A cut in the company tax rate could see Australians worse off by an estimated $1600 each, according to economic modelling released at the Melbourne Economic Forum today.
The modelling, undertaken by Victoria University’s Centre of Policy Studies, reveals that the cost to government revenue from a company tax rate cut outweighs benefits that could eventually flow from increased foreign investment and higher wages.
“The cost to revenue from a company tax rate cut would add to pressure on government to reduce spending in areas such as health and education and income support, or to raise personal taxes,” Dr Janine Dixon, a Senior Research Fellow at the Centre of Policy Studies, who will present the modelling results said.
Dr Dixon, who undertook modelling for last year’s National Reform Summit, said a company tax rate cut amounted to a transfer of government revenue to foreign investors – but that those investors were expected to invest more in Australia, making workers more productive and driving up wages.
Any new investment, however, would take time and a large share of future company profits would accrue to the same foreign investors.

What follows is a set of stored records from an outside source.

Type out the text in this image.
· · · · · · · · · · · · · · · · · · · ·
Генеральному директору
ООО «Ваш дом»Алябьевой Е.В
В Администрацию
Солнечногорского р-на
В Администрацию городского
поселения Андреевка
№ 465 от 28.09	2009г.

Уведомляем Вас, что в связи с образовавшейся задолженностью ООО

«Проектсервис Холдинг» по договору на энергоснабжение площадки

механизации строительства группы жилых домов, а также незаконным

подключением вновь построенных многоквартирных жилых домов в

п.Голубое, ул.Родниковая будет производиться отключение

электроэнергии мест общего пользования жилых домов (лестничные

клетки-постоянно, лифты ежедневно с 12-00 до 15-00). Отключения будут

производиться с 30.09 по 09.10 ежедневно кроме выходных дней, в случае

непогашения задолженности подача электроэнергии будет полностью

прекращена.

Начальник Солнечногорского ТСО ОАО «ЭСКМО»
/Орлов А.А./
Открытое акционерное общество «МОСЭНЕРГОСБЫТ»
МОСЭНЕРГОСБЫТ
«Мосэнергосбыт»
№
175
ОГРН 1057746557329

“Our modelling results for the impact on national production, as measured by GDP, are similar to Treasury’s, but this is not a suitable measure of national benefit,” she said.
“The right indicator of national benefit is the impact of a company tax rate cut on national income and that’s clearly negative.”
Presentations on tax reform from leading economists Professors John Freebairn, Ross Garnaut, and Beth Webster and John Daley from the Grattan Institute were also on the agenda.
The Melbourne Economic Forum is a joint collaboration between Victoria University and the University of Melbourne. It is run in association with the Australian Financial Review.